QUESTION PERIOD — Ministry of Crown-Indigenous Relations and Northern Affairs
Nunavut Land Claims Agreement
September 22, 2022
Minister Miller, in a December 7, 2020, letter, former premier Joe Savikataaq of Nunavut wrote to your colleague Minister Wilkinson, who was Minister of Environment and Climate Change at the time. In it, he said:
The [Government of Nunavut] . . . respectfully insists that, until we have achieved a devolution agreement and an offshore oil and gas agreement, that Nunavut lands and waters not be used to meet these targets.
— referring to Canada’s 2030 conservation targets.
During the Nunavut Land Use Planning Commission hearings on the Draft Nunavut Land Use Plan, which were held in Cambridge Bay just last week, the Kitikmeot Inuit Association reminded those present that, under the Nunavut Land Claims Agreement, the regional Inuit associations decide who has access to and what activities can occur on Inuit lands. However, despite these interventions, federal departments continue to engage with communities directly on targeted efforts to create new conservation areas in Nunavut, circumventing both the GN, and, in the case of Talurjuaq’s proposed area, the Kitikmeot Inuit Association. In fact, DFO paid to charter —
Senator, I’m sorry. Your time has expired.
I know where he was going, Madam Speaker.
This is a complicated question, and clearly the issue of devolution is top of mind. I would say, as an update, that there has been some strong progress in the last little while. I don’t like to put the cart ahead of the horse, but we’re close on a number of elements.
You mentioned earlier the work that we’re doing with the Inuit-Crown Partnership. One of those was the Inuit Nunangat Policy to make sure that we are actually putting our best foot forward and reminding ourselves internally in the government of our relationship with Inuit, as opposed to Inuit spending the time re-educating others — whether it’s the Department of Fisheries and Oceans, lands and resources or the Department of National Defence — of their obligations and treaty obligations.

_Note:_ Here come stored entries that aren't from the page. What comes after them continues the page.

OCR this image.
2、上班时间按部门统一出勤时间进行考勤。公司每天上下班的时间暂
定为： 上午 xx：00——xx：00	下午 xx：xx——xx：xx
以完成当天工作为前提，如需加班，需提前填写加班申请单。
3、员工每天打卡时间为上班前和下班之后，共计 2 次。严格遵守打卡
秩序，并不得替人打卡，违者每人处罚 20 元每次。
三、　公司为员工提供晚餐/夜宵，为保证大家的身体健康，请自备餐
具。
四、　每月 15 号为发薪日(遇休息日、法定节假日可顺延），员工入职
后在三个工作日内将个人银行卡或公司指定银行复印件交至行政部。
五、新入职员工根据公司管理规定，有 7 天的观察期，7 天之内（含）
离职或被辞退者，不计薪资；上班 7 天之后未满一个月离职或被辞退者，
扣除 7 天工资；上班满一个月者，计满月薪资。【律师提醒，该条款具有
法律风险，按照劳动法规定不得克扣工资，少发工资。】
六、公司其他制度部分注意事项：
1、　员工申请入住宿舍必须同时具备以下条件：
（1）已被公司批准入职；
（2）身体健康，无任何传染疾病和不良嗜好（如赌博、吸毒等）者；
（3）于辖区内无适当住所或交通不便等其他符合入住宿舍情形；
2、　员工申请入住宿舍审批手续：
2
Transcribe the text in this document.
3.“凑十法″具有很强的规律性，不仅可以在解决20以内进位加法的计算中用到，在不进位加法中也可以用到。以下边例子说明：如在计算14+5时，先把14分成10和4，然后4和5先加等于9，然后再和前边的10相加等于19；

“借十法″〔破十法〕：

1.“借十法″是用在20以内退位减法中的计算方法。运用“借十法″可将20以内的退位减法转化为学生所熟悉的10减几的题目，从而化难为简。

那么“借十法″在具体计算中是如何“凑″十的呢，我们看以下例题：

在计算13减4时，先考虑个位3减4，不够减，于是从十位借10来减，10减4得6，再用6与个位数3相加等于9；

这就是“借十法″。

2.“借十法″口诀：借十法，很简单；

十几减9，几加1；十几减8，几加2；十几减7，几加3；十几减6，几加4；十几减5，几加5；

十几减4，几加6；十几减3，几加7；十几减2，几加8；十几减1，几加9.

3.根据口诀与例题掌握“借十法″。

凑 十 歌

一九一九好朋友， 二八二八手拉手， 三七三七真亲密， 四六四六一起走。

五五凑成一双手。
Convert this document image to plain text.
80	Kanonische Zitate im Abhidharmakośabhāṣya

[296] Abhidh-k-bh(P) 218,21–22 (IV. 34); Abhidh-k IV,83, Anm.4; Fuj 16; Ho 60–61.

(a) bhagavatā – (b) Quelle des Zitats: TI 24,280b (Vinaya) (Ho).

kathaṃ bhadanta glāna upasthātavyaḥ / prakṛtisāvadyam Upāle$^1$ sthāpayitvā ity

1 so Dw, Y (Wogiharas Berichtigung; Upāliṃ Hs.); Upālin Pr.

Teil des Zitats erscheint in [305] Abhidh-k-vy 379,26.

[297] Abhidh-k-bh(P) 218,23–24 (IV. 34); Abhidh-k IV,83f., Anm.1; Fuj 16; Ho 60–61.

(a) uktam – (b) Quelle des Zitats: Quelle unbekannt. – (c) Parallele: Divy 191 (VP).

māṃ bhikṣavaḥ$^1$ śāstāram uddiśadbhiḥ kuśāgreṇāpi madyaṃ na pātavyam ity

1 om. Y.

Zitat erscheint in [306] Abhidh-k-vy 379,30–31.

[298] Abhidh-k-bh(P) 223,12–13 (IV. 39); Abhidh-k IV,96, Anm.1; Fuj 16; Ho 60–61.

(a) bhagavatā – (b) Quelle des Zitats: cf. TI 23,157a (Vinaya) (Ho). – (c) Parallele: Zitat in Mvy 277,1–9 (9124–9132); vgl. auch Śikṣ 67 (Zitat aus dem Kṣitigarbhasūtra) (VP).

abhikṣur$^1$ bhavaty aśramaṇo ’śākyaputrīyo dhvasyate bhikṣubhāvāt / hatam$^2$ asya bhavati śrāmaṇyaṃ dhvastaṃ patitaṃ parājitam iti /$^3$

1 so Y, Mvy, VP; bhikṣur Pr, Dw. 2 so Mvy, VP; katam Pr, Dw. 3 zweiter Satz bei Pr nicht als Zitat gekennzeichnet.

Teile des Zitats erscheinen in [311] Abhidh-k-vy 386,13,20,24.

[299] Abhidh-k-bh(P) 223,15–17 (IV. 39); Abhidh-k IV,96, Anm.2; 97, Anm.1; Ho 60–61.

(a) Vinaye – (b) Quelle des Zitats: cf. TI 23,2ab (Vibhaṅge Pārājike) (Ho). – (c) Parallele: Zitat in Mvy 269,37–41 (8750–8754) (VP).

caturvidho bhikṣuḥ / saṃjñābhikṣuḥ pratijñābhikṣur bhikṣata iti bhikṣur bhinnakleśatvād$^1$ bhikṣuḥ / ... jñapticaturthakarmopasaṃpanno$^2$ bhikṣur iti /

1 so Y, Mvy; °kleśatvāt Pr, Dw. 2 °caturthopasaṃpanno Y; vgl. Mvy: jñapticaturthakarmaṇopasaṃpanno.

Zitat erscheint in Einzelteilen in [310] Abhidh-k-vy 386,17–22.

When you fold into that the discussion about the territory, and particularly Nunavut, it gets a little more complicated. It is fraught with, obviously, internal politics, and respecting those relationships where the government has to tread a careful path when it comes to creating new areas. I don’t think anyone is in any disagreement with creating protected spaces, but it’s something that has to be done in the spirit of respectful engagement. I don’t think any voices should be left unaccounted for when it comes to that, but you do often see departments tripping over themselves.
Hopefully, if there’s a success or a measure of success of the new Inuit Nunangat Policy that came into effect only a few months ago, it will be whether the departments that aren’t seized of Inuit relations all the time actually respect what is in that policy.